Common processes include:
- Absorbing: Replace tokens with [MASK].
- Uniform: Replace tokens with random vocabulary items.
- SEDD: Score-Entropy Discrete Diffusion noise.
Step 1: Create the Class
Create a new file src/discrete_diffusion/forward_process/dropout_noise.py. Subclass ForwardProcess.
import torch
from discrete_diffusion.forward_process.base import ForwardProcess
from discrete_diffusion.noise_schedules.base import NoiseSchedule
from discrete_diffusion.forward_process.utils import _mask_token_id
class DropoutForwardProcess(ForwardProcess):
"""
A custom forward process that acts like dropout:
Tokens are replaced with a special token (or mask) with probability (1 - alpha_t).
"""
def __init__(self, tokenizer, schedule: NoiseSchedule):
super().__init__(tokenizer, schedule)
# You can define a custom noise token, or reuse the mask token
self.noise_token_id = _mask_token_id(tokenizer)
@torch.no_grad()
def forward(self, input_ids: torch.Tensor, t: torch.Tensor):
"""
Apply noise to input_ids based on timestep t.
Args:
input_ids: Clean token IDs [batch, seq_len]

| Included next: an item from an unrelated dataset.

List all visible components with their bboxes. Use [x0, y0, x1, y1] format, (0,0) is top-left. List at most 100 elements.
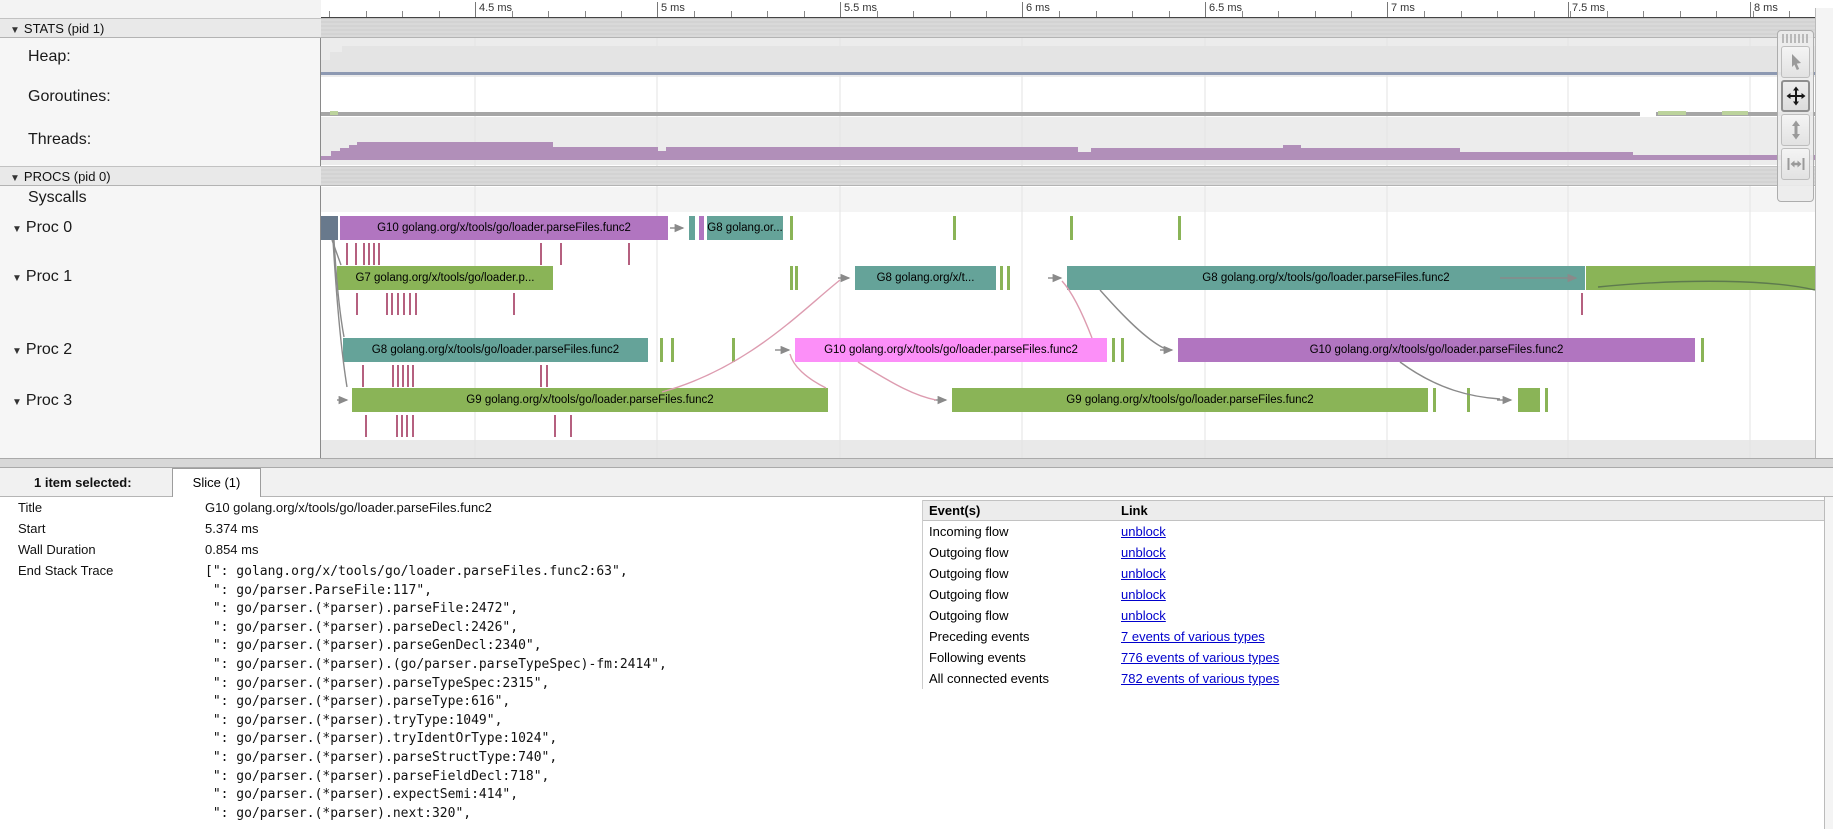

t: Timesteps [batch] in [0, 1]
Returns:
noised_ids: [batch, seq_len]
(Optional) metadata: You can return extra info if your algorithm needs it
"""
# 1. Get signal retention probability alpha_t
# Shape: [batch, 1]
alpha_t = self.schedule.alpha_t(t).view(-1, 1)
# 2. Determine noise probability
p_noise = 1.0 - alpha_t
# 3. Sample mask: 1 where we should add noise
# Use float comparison for probability
rand_vals = torch.rand_like(input_ids, dtype=torch.float32)

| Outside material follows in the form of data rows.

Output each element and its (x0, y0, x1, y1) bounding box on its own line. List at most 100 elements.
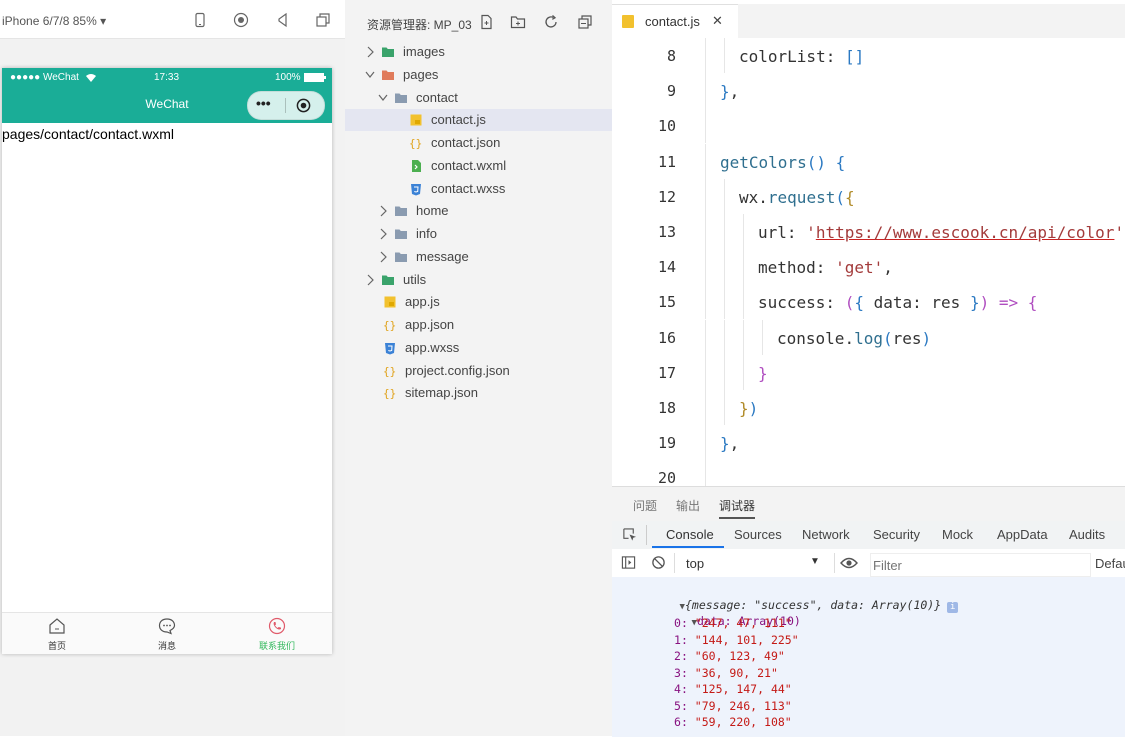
detach-window-icon[interactable] (315, 12, 331, 28)
line-number: 17 (657, 363, 676, 382)
panel-tab-problems[interactable]: 问题 (633, 497, 657, 514)
chevron-right-icon[interactable] (365, 46, 375, 58)
code-line[interactable]: 13 url: 'https://www.escook.cn/api/color'… (612, 214, 1125, 249)
array-value: "59, 220, 108" (694, 715, 792, 729)
inspect-element-icon[interactable] (622, 527, 637, 542)
code-token: ' (1114, 223, 1125, 242)
chevron-down-icon[interactable] (378, 92, 388, 104)
tree-file[interactable]: contact.wxml (345, 155, 612, 177)
new-folder-icon[interactable] (510, 14, 526, 30)
folder-icon (381, 273, 395, 287)
array-item[interactable]: 1: "144, 101, 225" (674, 633, 799, 647)
context-select[interactable]: top ▼ (682, 553, 822, 573)
tab-label: contact.js (645, 14, 700, 29)
array-index: 3 (674, 665, 681, 680)
more-icon[interactable]: ••• (256, 95, 271, 111)
code-token: , (729, 434, 740, 454)
tree-folder[interactable]: pages (345, 64, 612, 86)
collapse-all-icon[interactable] (577, 14, 593, 30)
js-file-icon (409, 113, 423, 127)
code-line[interactable]: 18}) (612, 390, 1125, 425)
code-token: . (758, 187, 768, 207)
array-value: "125, 147, 44" (694, 682, 792, 696)
tree-file[interactable]: contact.wxss (345, 178, 612, 200)
volume-icon[interactable] (274, 12, 290, 28)
chevron-right-icon[interactable] (378, 228, 388, 240)
devtools-tab-security[interactable]: Security (873, 527, 920, 542)
code-text: success: ({ data: res }) => { (758, 293, 1037, 312)
tree-file[interactable]: {} project.config.json (345, 360, 612, 382)
chevron-right-icon[interactable] (365, 274, 375, 286)
refresh-icon[interactable] (543, 14, 559, 30)
sidebar-toggle-icon[interactable] (621, 555, 636, 570)
tab-messages[interactable]: 消息 (112, 613, 222, 654)
panel-tab-output[interactable]: 输出 (676, 497, 700, 514)
devtools-tab-appdata[interactable]: AppData (997, 527, 1048, 542)
tab-contact-js[interactable]: contact.js ✕ (612, 4, 738, 39)
close-miniprogram-icon[interactable] (296, 98, 311, 113)
message-icon (158, 618, 176, 635)
array-item[interactable]: 6: "59, 220, 108" (674, 715, 792, 729)
code-area[interactable]: 8 colorList: [] 9}, 10 11 getColors() {12 wx.r… (612, 38, 1125, 496)
devtools-tab-mock[interactable]: Mock (942, 527, 973, 542)
tree-file[interactable]: {} contact.json (345, 132, 612, 154)
tree-item-label: images (403, 44, 445, 59)
tree-file[interactable]: contact.js (345, 109, 612, 132)
indent-guide (705, 319, 706, 355)
chevron-right-icon[interactable] (378, 205, 388, 217)
new-file-icon[interactable] (478, 14, 494, 30)
code-line[interactable]: 17} (612, 354, 1125, 390)
close-tab-icon[interactable]: ✕ (712, 13, 723, 29)
context-value: top (686, 556, 705, 571)
array-item[interactable]: 2: "60, 123, 49" (674, 649, 785, 663)
array-item[interactable]: 5: "79, 246, 113" (674, 699, 792, 713)
code-line[interactable]: 8 colorList: [] (612, 38, 1125, 73)
array-item[interactable]: 4: "125, 147, 44" (674, 682, 792, 696)
tree-folder[interactable]: message (345, 246, 612, 268)
tree-folder[interactable]: contact (345, 87, 612, 109)
devtools-tab-network[interactable]: Network (802, 527, 850, 542)
tree-folder[interactable]: images (345, 41, 612, 63)
line-number: 18 (657, 399, 676, 417)
eye-icon[interactable] (840, 556, 858, 570)
code-line[interactable]: 11 getColors() { (612, 143, 1125, 179)
devtools-tab-sources[interactable]: Sources (734, 527, 782, 542)
devtools-tab-audits[interactable]: Audits (1069, 527, 1105, 542)
code-line[interactable]: 12 wx.request({ (612, 178, 1125, 214)
tree-file[interactable]: app.wxss (345, 337, 612, 359)
tree-folder[interactable]: home (345, 200, 612, 222)
tree-item-label: pages (403, 66, 439, 82)
code-line[interactable]: 15 success: ({ data: res }) => { (612, 284, 1125, 320)
clock-text: 17:33 (154, 72, 180, 83)
console-filter-input[interactable] (870, 553, 1091, 577)
code-line[interactable]: 14 method: 'get', (612, 249, 1125, 285)
indent-guide (705, 73, 706, 109)
tree-folder[interactable]: info (345, 223, 612, 245)
chevron-down-icon[interactable] (365, 69, 375, 81)
indent-guide (705, 178, 706, 214)
device-selector[interactable]: iPhone 6/7/8 85% ▾ (2, 14, 106, 28)
code-line[interactable]: 10 (612, 108, 1125, 144)
code-line[interactable]: 16 console.log(res) (612, 319, 1125, 355)
tab-home[interactable]: 首页 (2, 613, 112, 654)
tree-folder[interactable]: utils (345, 269, 612, 291)
array-item[interactable]: 3: "36, 90, 21" (674, 666, 778, 680)
capsule-menu[interactable]: ••• (247, 91, 325, 120)
array-item[interactable]: 0: "247, 47, 111" (674, 616, 792, 630)
tree-file[interactable]: {} sitemap.json (345, 382, 612, 404)
chevron-right-icon[interactable] (378, 251, 388, 263)
panel-tab-debugger[interactable]: 调试器 (719, 497, 756, 519)
record-icon[interactable] (233, 12, 249, 28)
phone-icon[interactable] (192, 12, 208, 28)
tree-file[interactable]: {} app.json (345, 314, 612, 336)
js-file-icon (383, 295, 397, 309)
code-line[interactable]: 9}, (612, 73, 1125, 109)
code-token: { (854, 293, 864, 313)
devtools-tab-console[interactable]: Console (666, 527, 714, 542)
tab-contact[interactable]: 联系我们 (222, 613, 332, 654)
code-line[interactable]: 19}, (612, 425, 1125, 461)
code-text: }, (720, 434, 739, 453)
log-levels-select[interactable]: Defau (1095, 556, 1125, 571)
tree-file[interactable]: app.js (345, 291, 612, 313)
clear-console-icon[interactable] (651, 555, 666, 570)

noise_mask = rand_vals < p_noise
# 4. Apply noise
# Where mask is True, replace with noise_token_id
noised_ids = torch.where(
noise_mask,
torch.tensor(self.noise_token_id, device=input_ids.device),
input_ids
)
return noised_ids
Step 2: Register the Process
Open src/discrete_diffusion/forward_process/registry.py and add your new class to the builder.
# src/discrete_diffusion/forward_process/registry.py
from .dropout_noise import DropoutForwardProcess # Import your class
def build_forward_process(config, tokenizer, schedule):
# ... existing code ...
name = config.algo.forward_process.name
if name == 'dropout':
return DropoutForwardProcess(tokenizer, schedule)
# ... existing code ...
Step 3: Configure
Update your algorithm config to use the new process.

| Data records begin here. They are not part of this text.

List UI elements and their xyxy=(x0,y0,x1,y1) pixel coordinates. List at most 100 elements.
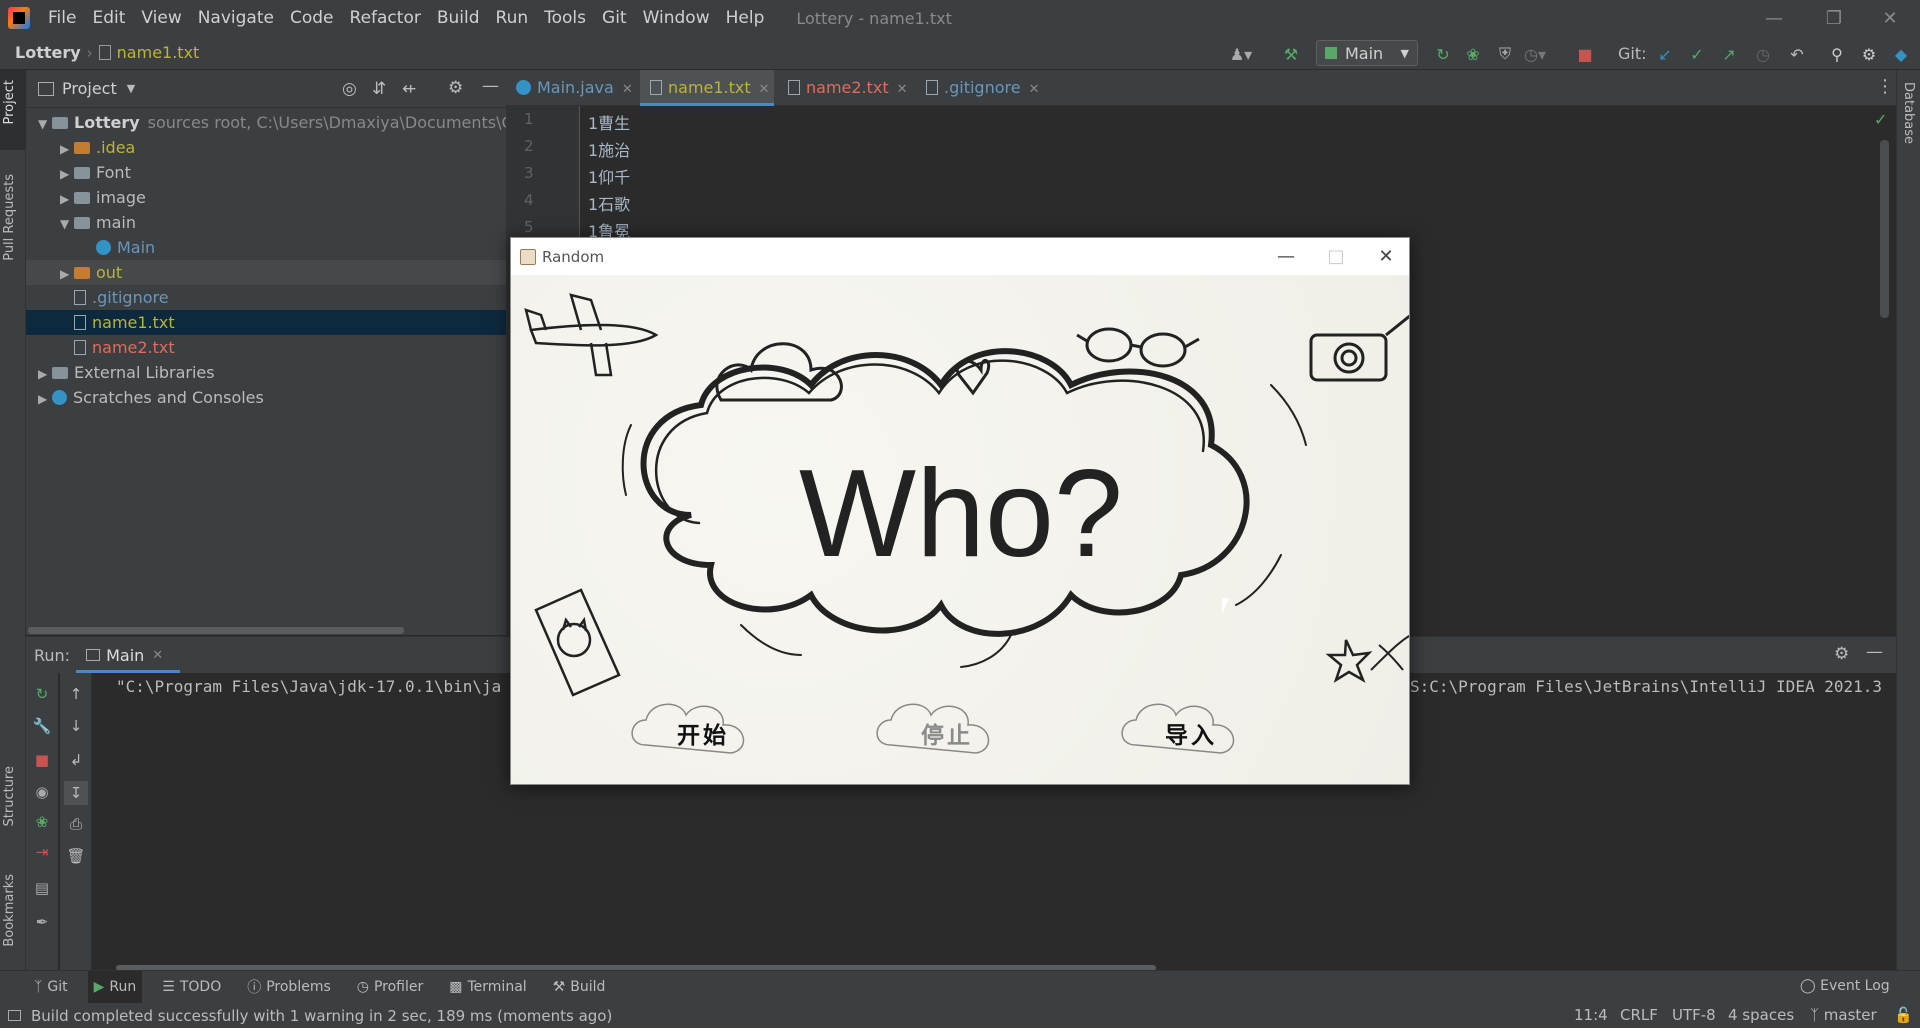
minimize-icon[interactable]: — xyxy=(1744,0,1804,36)
run-tab-main[interactable]: Main xyxy=(106,646,144,665)
breadcrumb-project[interactable]: Lottery xyxy=(0,43,81,62)
close-icon[interactable]: ✕ xyxy=(897,82,908,97)
tree-item-external-libraries[interactable]: ▶ External Libraries xyxy=(26,360,506,385)
run-configuration-select[interactable]: Main ▼ xyxy=(1316,40,1418,66)
hide-panel-icon[interactable]: — xyxy=(1866,642,1883,662)
chevron-right-icon[interactable]: ▶ xyxy=(60,137,74,162)
line-separator[interactable]: CRLF xyxy=(1620,1003,1658,1028)
tree-item-main-class[interactable]: Main xyxy=(26,235,506,260)
exit-icon[interactable]: ⇥ xyxy=(33,843,51,861)
tree-item-name2-txt[interactable]: name2.txt xyxy=(26,335,506,360)
scroll-to-end-icon[interactable]: ↧ xyxy=(64,781,88,805)
tab-main-java[interactable]: Main.java ✕ xyxy=(506,70,636,106)
menu-run[interactable]: Run xyxy=(488,0,537,36)
status-panel-icon[interactable] xyxy=(8,1010,21,1021)
menu-window[interactable]: Window xyxy=(635,0,718,36)
menu-code[interactable]: Code xyxy=(282,0,342,36)
file-encoding[interactable]: UTF-8 xyxy=(1672,1003,1716,1028)
minimize-icon[interactable]: — xyxy=(1261,238,1311,275)
stop-icon[interactable]: ■ xyxy=(33,751,51,769)
inspection-ok-icon[interactable]: ✓ xyxy=(1874,110,1887,129)
git-update-icon[interactable]: ↙ xyxy=(1654,43,1676,65)
more-tabs-icon[interactable]: ⋮ xyxy=(1876,76,1894,97)
chevron-down-icon[interactable]: ▼ xyxy=(38,112,52,137)
tab-name2-txt[interactable]: name2.txt ✕ xyxy=(778,70,912,106)
restore-icon[interactable]: ❐ xyxy=(1804,0,1864,36)
vertical-scrollbar[interactable] xyxy=(1880,140,1889,318)
close-icon[interactable]: ✕ xyxy=(152,648,163,663)
bottom-tab-todo[interactable]: ☰ TODO xyxy=(156,971,227,1004)
bottom-tab-run[interactable]: ▶ Run xyxy=(87,970,143,1004)
chevron-right-icon[interactable]: ▶ xyxy=(38,362,52,387)
start-button[interactable]: 开始 xyxy=(637,705,769,761)
close-icon[interactable]: ✕ xyxy=(1361,238,1409,275)
menu-file[interactable]: File xyxy=(40,0,84,36)
gear-icon[interactable]: ⚙ xyxy=(1858,43,1880,65)
soft-wrap-icon[interactable]: ↲ xyxy=(67,751,85,769)
menu-edit[interactable]: Edit xyxy=(84,0,133,36)
tree-item-image[interactable]: ▶ image xyxy=(26,185,506,210)
bottom-tab-problems[interactable]: ⓘ Problems xyxy=(241,971,337,1004)
breadcrumb-file[interactable]: name1.txt xyxy=(117,43,200,62)
code-with-me-icon[interactable]: ◆ xyxy=(1890,43,1912,65)
git-branch-status[interactable]: ᛉ master xyxy=(1810,1003,1877,1028)
rerun-icon[interactable]: ↻ xyxy=(33,685,51,703)
close-icon[interactable]: ✕ xyxy=(759,82,770,97)
indent-setting[interactable]: 4 spaces xyxy=(1728,1003,1794,1028)
close-icon[interactable]: ✕ xyxy=(622,82,633,97)
chevron-right-icon[interactable]: ▶ xyxy=(38,387,52,412)
chevron-right-icon[interactable]: ▶ xyxy=(60,262,74,287)
menu-help[interactable]: Help xyxy=(718,0,773,36)
tree-item-name1-txt[interactable]: name1.txt xyxy=(26,310,506,335)
gear-icon[interactable]: ⚙ xyxy=(448,78,463,98)
menu-navigate[interactable]: Navigate xyxy=(190,0,282,36)
tree-item-idea[interactable]: ▶ .idea xyxy=(26,135,506,160)
tree-item-lottery[interactable]: ▼ Lottery sources root, C:\Users\Dmaxiya\D… xyxy=(26,110,547,137)
camera-icon[interactable]: ◉ xyxy=(33,783,51,801)
menu-build[interactable]: Build xyxy=(429,0,488,36)
chevron-down-icon[interactable]: ▼ xyxy=(60,212,74,237)
stop-button[interactable]: 停止 xyxy=(881,705,1013,761)
bottom-tab-build[interactable]: ⚒ Build xyxy=(547,971,612,1004)
rerun-icon[interactable]: ↻ xyxy=(1432,43,1454,65)
coverage-icon[interactable]: ⛨ xyxy=(1494,43,1516,65)
bottom-tab-terminal[interactable]: ▩ Terminal xyxy=(443,971,532,1004)
event-log-button[interactable]: ◯ Event Log xyxy=(1800,978,1890,994)
gear-icon[interactable]: ⚙ xyxy=(1834,644,1849,664)
lock-icon[interactable]: 🔓 xyxy=(1894,1003,1913,1028)
chevron-down-icon[interactable]: ▼ xyxy=(127,82,135,95)
chevron-right-icon[interactable]: ▶ xyxy=(60,162,74,187)
tool-tab-bookmarks[interactable]: Bookmarks xyxy=(2,874,17,947)
tool-tab-structure[interactable]: Structure xyxy=(2,766,17,826)
bottom-tab-git[interactable]: ᛉ Git xyxy=(28,971,74,1004)
stop-icon[interactable]: ■ xyxy=(1574,43,1596,65)
caret-position[interactable]: 11:4 xyxy=(1574,1003,1608,1028)
menu-tools[interactable]: Tools xyxy=(536,0,594,36)
menu-git[interactable]: Git xyxy=(594,0,635,36)
search-icon[interactable]: ⚲ xyxy=(1826,43,1848,65)
expand-all-icon[interactable]: ⇵ xyxy=(372,79,386,99)
layout-icon[interactable]: ▤ xyxy=(33,879,51,897)
build-hammer-icon[interactable]: ⚒ xyxy=(1280,43,1302,65)
bottom-tab-profiler[interactable]: ◷ Profiler xyxy=(351,971,430,1004)
locate-icon[interactable]: ◎ xyxy=(342,79,357,99)
tool-tab-pull-requests[interactable]: Pull Requests xyxy=(2,174,17,261)
debug-bug-icon[interactable]: ❀ xyxy=(33,813,51,831)
import-button[interactable]: 导入 xyxy=(1125,705,1257,761)
horizontal-scrollbar[interactable] xyxy=(28,627,404,634)
tab-name1-txt[interactable]: name1.txt ✕ xyxy=(640,70,774,106)
menu-view[interactable]: View xyxy=(133,0,189,36)
close-icon[interactable]: ✕ xyxy=(1860,0,1920,36)
hide-panel-icon[interactable]: — xyxy=(482,76,499,96)
tree-item-font[interactable]: ▶ Font xyxy=(26,160,506,185)
wrench-icon[interactable]: 🔧 xyxy=(33,717,52,735)
collapse-all-icon[interactable]: ⇷ xyxy=(402,79,416,99)
trash-icon[interactable]: 🗑 xyxy=(66,847,85,865)
print-icon[interactable]: ⎙ xyxy=(67,815,85,833)
project-panel-title[interactable]: Project xyxy=(62,79,117,98)
git-rollback-icon[interactable]: ↶ xyxy=(1786,43,1808,65)
profile-icon[interactable]: ◷▾ xyxy=(1524,43,1546,65)
status-message[interactable]: Build completed successfully with 1 warn… xyxy=(31,1007,612,1025)
user-icon[interactable]: ♟▾ xyxy=(1230,43,1252,65)
tree-item-scratches[interactable]: ▶ Scratches and Consoles xyxy=(26,385,506,410)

Advanced: Block-Wise or Structured Noise
If your process is more complex (e.g., masking contiguous blocks), you can implement that logic in forward.
For example, BlockAbsorbingForwardProcess returns additional metadata (like per-token timesteps). If you do this, ensure your Algorithm and Sampler are designed to handle the extra return values.